JAKARTA || Sangkakala7.tv
Kepala Divisi (Kadiv) Humas Mabes Polri Inspektur Jenderal (Irjen) Dedi Prasetyo mengingatkan instruksi Kapolri Jenderal Listyo Sigit Prabowo yang akan menyikat siapapun anggota Polri yang ‘coba-coba’ dengan barang-barang haram tersebut.
Mabes Polri tak akan melindungi anggota kepolisian yang terjerat dalam penyalahgunaan, dan peredaran narkotika.
Hal itu disampaikan Irjen Dedi menanggapi tertangkapnya Komisaris Besar (Kombes) Yulius Bambang Karyanto (YBK) oleh tim Serse Narkoba Polda Metro Jaya lantaran dugaan penggunaan sabu-sabu.
“Sudah jelas perintah Pak Kapolri siapa pun anggota yang terbukti dalam penyalahgunaan narkoba tindak tegas,” ujar Dedi.

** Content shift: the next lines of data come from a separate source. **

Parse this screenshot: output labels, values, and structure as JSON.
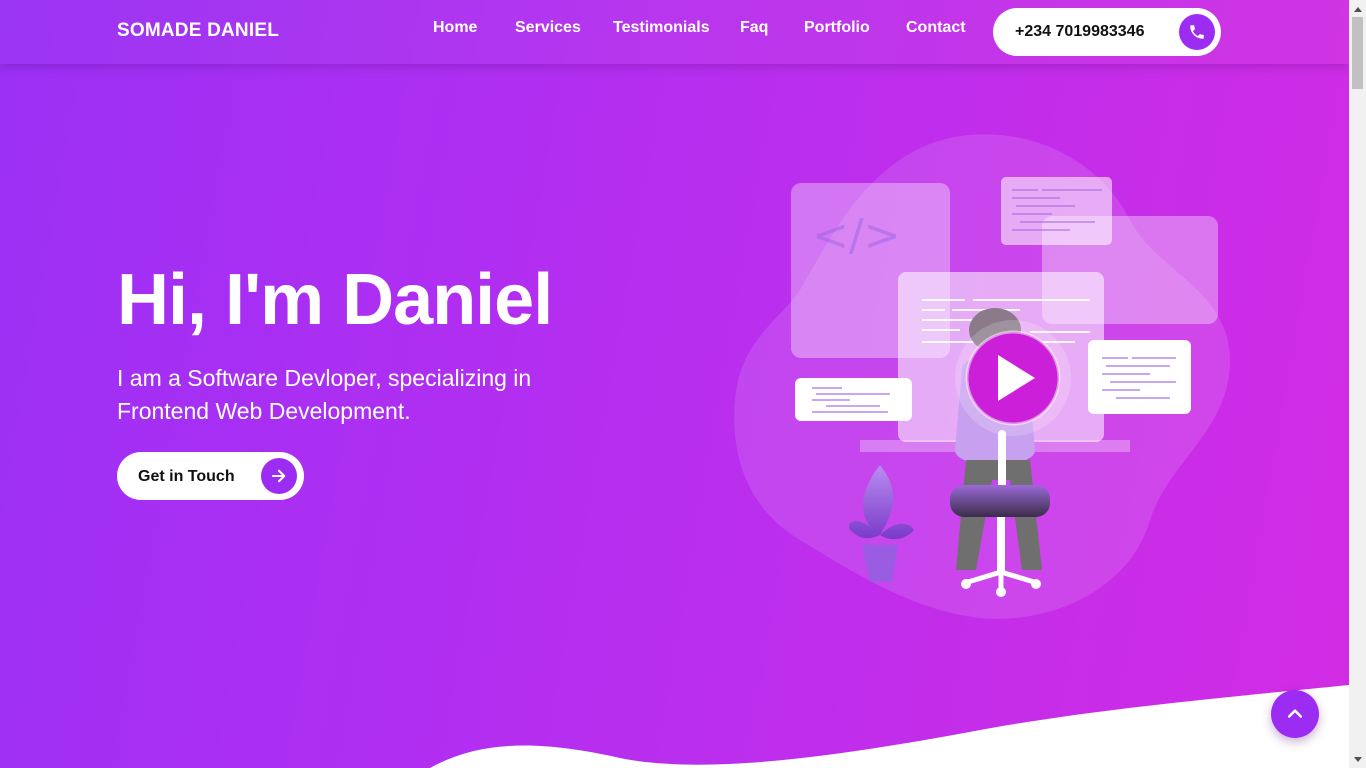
{
  "header": {
    "brand": "SOMADE DANIEL",
    "nav": [
      {
        "label": "Home"
      },
      {
        "label": "Services"
      },
      {
        "label": "Testimonials"
      },
      {
        "label": "Faq"
      },
      {
        "label": "Portfolio"
      },
      {
        "label": "Contact"
      }
    ],
    "phone": "+234 7019983346",
    "phone_icon": "phone-icon"
  },
  "hero": {
    "title": "Hi, I'm Daniel",
    "subtitle": "I am a Software Devloper, specializing in Frontend Web Development.",
    "cta_label": "Get in Touch",
    "cta_icon": "arrow-right-icon",
    "illustration_text": "</>"
  },
  "back_to_top_icon": "chevron-up-icon",
  "colors": {
    "accent": "#9d2cf3",
    "gradient_start": "#9b30f5",
    "gradient_end": "#d22ce4",
    "play_button": "#cc1fd9"
  }
}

Kombes YBK adalah anggota kepolisian yang berdinas di Baharkam Polri. Mantan Dir Polairud Polda Papua itu ditangkap di salah satu hotel di kawasan Kelapa Gading, Jakarta Utara (Jakut), Jumat 6/1/2023 sore. Kepolisian ibu kota menangkap Kombes YBK bersama seorang perempuan berinisial R.

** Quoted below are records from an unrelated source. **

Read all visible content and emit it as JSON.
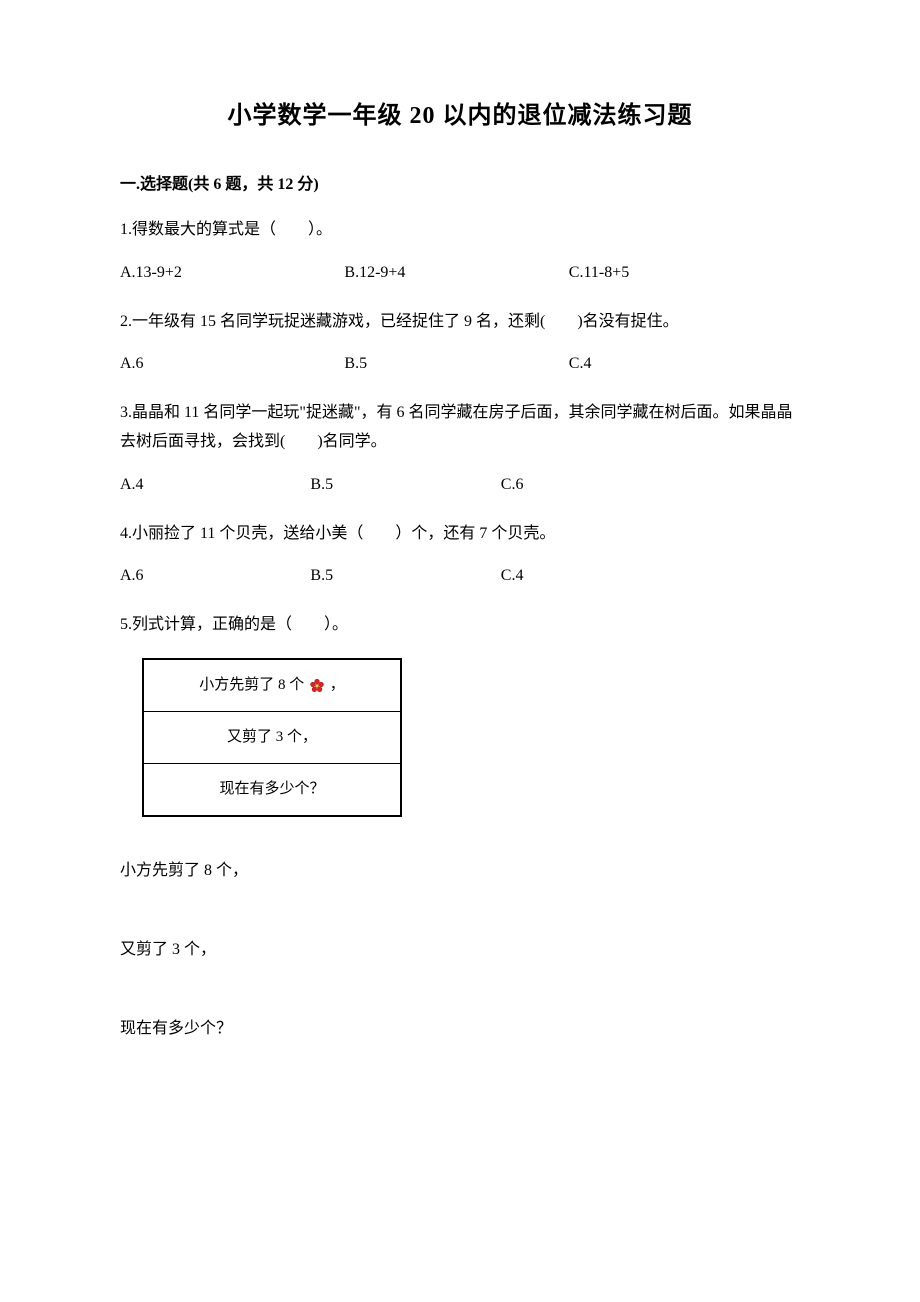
{
  "title": "小学数学一年级 20 以内的退位减法练习题",
  "section": {
    "header": "一.选择题(共 6 题，共 12 分)"
  },
  "q1": {
    "text": "1.得数最大的算式是（　　）。",
    "a": "A.13-9+2",
    "b": "B.12-9+4",
    "c": "C.11-8+5"
  },
  "q2": {
    "text": "2.一年级有 15 名同学玩捉迷藏游戏，已经捉住了 9 名，还剩(　　)名没有捉住。",
    "a": "A.6",
    "b": "B.5",
    "c": "C.4"
  },
  "q3": {
    "text": "3.晶晶和 11 名同学一起玩\"捉迷藏\"，有 6 名同学藏在房子后面，其余同学藏在树后面。如果晶晶去树后面寻找，会找到(　　)名同学。",
    "a": "A.4",
    "b": "B.5",
    "c": "C.6"
  },
  "q4": {
    "text": "4.小丽捡了 11 个贝壳，送给小美（　　）个，还有 7 个贝壳。",
    "a": "A.6",
    "b": "B.5",
    "c": "C.4"
  },
  "q5": {
    "text": "5.列式计算，正确的是（　　）。",
    "box": {
      "row1_pre": "小方先剪了 8 个",
      "row1_post": "，",
      "row2": "又剪了 3 个，",
      "row3": "现在有多少个？"
    },
    "repeat": {
      "line1": "小方先剪了 8 个，",
      "line2": "又剪了 3 个，",
      "line3": "现在有多少个？"
    }
  }
}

Lanjut Irjen Dedi menegaskan, Mabes Polri mendukung langkah tegas Polda Metro Jaya itu. “Perintah Kapolri sudah jelas, tindak tegas siapapun yang terlibat dalam kasus narkoba. Termasuk anggota (Polri). Zero tolerance (tidak ada toleransi) untuk penyalahgunaan narkoba,” kata Irjen Dedi lewat pesan singkat, Senin 9/1/2023.
Saat proses hukum di Polda Metro Jaya berjalan, sanksi etik maupun disiplin sebagai hukuman internal pun dipastikan bakal menyusul.
“Nanti pidananya, prosesnya dituntaskan PMJ (Polda Metro Jaya), dan kode etik akan diproses dan dituntaskan di Propam,” begitu sambung Dedi.
Saat ini, YBK sudah dibawa ke Mapolda Metro Jaya untuk pemeriksaan lebih lanjut oleh penyidik terkait dugaan tindak pidana narkoba yang menjeratnya.
Proses penyidikan masih terus berlangsung. Dari tangan Kombes YBK dan inisial R kepolisian mengantongi barang bukti berupa sabu-sabu sebanyak dua klip dengan masing-masing 0.5 gram, dan 0,6 gram.
Tertangkapnya Kombes YBK terkait narkoba ini menambah catatan buruk kepolisian terkait anggota berpangkat tinggi, yang terlibat dalam penyalahgunaan narkotika.